In a Fuzzy RDD example, a school district might implement an intensive tutoring program for students scoring below a cutoff on a diagnostic test, but some parents might opt their children out. Here, the first-stage regression would show the jump in the probability of receiving tutoring at the cutoff. The second stage, using the cutoff as an instrument, yields the Local Average Treatment Effect (LATE) of tutoring on final exam scores for the subset of students whose participation was determined by the rule.
Common Pitfalls
- Ignoring Bandwidth Sensitivity: Reporting results from a single, arbitrarily chosen bandwidth is insufficient. Always present a sensitivity analysis, showing how your estimate changes across a range of plausible bandwidths. A robust finding should be stable across reasonable choices.
- Mis-specifying the Functional Form: Using a global high-order polynomial over the entire data range can lead to misleading estimates, as it can produce false discontinuities. Prefer local linear or quadratic regression with a data-driven bandwidth. Always check if your conclusions hold with different polynomial orders locally.
- Failing to Test for Manipulation: Overlooking a density test is a major oversight. If participants sorted themselves around the cutoff, the groups are no longer comparable, and your estimate is biased. This check is non-negotiable for credible RDD.
- Confusing Fuzzy RDD with a Simple Comparison: In a fuzzy design, you cannot simply compare outcomes above and below the cutoff. This mixes the effect of the treatment with the effect of the running variable itself.
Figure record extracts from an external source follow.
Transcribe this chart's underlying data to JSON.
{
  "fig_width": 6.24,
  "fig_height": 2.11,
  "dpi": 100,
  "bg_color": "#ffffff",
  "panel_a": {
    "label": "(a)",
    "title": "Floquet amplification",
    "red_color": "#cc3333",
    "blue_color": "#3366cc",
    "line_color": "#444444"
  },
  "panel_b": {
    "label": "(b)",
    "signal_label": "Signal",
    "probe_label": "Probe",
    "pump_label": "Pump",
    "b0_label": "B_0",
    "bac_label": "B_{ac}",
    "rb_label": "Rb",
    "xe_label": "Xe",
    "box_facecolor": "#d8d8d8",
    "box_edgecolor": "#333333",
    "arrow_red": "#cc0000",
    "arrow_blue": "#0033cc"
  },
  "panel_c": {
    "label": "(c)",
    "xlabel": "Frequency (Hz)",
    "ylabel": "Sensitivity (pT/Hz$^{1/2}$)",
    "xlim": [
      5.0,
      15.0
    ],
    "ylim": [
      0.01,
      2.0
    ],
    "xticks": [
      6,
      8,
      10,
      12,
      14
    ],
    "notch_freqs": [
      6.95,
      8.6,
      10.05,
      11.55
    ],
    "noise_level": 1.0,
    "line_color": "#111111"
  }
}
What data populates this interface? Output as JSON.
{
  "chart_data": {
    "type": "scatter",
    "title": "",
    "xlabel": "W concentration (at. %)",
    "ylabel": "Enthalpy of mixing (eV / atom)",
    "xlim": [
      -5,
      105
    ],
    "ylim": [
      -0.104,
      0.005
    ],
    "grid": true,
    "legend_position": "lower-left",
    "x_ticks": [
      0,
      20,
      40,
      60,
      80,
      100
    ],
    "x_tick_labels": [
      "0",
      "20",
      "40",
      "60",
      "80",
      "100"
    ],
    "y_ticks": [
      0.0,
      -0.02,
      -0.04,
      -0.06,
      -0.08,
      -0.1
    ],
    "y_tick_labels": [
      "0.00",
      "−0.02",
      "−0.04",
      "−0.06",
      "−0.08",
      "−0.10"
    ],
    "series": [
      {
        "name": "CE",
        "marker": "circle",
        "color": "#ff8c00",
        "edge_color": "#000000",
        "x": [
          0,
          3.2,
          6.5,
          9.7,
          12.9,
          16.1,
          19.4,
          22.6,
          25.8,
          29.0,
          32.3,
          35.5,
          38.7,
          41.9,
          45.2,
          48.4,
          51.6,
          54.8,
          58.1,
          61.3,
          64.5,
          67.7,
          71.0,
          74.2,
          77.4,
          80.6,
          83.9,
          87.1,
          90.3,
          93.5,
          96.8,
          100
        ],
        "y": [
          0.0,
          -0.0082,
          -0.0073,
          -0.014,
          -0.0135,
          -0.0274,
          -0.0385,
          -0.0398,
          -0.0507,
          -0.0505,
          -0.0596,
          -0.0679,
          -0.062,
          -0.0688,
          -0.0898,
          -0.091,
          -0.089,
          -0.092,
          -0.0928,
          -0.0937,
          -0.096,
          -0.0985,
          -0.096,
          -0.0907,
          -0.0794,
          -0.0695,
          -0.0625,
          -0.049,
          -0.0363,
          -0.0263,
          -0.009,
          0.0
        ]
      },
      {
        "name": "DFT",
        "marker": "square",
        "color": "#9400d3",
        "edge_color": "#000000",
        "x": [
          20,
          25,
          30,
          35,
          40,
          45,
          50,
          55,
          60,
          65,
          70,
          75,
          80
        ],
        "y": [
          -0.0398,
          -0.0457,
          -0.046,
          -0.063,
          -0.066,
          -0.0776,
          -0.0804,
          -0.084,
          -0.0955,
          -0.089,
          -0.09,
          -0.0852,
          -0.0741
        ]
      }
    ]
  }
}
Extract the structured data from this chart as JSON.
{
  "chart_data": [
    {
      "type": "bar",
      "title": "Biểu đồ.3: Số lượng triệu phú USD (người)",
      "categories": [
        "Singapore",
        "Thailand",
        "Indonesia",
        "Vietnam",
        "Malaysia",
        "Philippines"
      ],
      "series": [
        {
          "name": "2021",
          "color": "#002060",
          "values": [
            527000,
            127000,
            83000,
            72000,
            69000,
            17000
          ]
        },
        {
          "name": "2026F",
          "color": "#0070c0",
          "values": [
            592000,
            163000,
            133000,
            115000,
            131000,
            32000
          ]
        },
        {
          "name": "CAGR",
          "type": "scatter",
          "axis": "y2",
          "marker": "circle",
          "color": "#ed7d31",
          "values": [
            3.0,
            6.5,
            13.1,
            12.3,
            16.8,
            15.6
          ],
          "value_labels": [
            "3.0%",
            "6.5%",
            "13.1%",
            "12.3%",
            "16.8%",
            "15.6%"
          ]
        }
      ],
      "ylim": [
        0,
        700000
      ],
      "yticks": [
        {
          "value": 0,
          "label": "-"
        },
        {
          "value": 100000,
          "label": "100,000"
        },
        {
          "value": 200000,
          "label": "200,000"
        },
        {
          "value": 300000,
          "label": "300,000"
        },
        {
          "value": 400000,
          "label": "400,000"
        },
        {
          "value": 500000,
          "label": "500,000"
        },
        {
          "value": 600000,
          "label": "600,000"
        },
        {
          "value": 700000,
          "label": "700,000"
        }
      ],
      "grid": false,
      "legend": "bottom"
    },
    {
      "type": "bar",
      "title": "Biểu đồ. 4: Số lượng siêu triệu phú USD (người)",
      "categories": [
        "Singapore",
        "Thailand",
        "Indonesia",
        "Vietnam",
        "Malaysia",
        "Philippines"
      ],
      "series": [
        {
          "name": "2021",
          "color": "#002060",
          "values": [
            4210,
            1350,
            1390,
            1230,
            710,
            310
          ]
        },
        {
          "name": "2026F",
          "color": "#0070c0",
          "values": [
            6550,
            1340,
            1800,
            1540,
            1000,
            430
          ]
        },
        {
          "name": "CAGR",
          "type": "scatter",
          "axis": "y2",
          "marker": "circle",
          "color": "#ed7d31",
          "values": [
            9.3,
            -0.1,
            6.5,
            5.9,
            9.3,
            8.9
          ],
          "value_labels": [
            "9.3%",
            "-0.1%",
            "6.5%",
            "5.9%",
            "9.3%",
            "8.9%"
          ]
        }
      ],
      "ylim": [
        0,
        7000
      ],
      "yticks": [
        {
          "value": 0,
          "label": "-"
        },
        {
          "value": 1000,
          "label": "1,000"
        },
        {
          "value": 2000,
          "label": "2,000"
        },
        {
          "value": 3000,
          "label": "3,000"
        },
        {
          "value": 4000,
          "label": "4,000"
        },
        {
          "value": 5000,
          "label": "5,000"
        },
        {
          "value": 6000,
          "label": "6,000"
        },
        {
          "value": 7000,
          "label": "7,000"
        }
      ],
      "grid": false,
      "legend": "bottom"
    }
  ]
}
You must implement the two-stage IV estimator to recover the causal effect.
Summary
- RDD identifies causal effects by comparing units just above and just below a cutoff that determines treatment eligibility, leveraging the local randomness of assignment near the threshold.
- Sharp RDD assumes perfect compliance with the rule, while Fuzzy RDD uses the cutoff as an instrument to estimate the effect for compilers, requiring a two-stage estimation procedure.
- Local linear regression within an optimal bandwidth, chosen via cross-validation, is the standard for estimation, minimizing bias from the underlying trend.
- Validity hinges on rigorous checks: visualize the discontinuity, test for manipulation of the running variable (e.g., McCrary test), and run placebo tests at false cutoffs and on pre-treatment covariates.
- Always conduct bandwidth sensitivity analyses and be cautious of functional form assumptions to ensure your estimated discontinuity is robust and credible.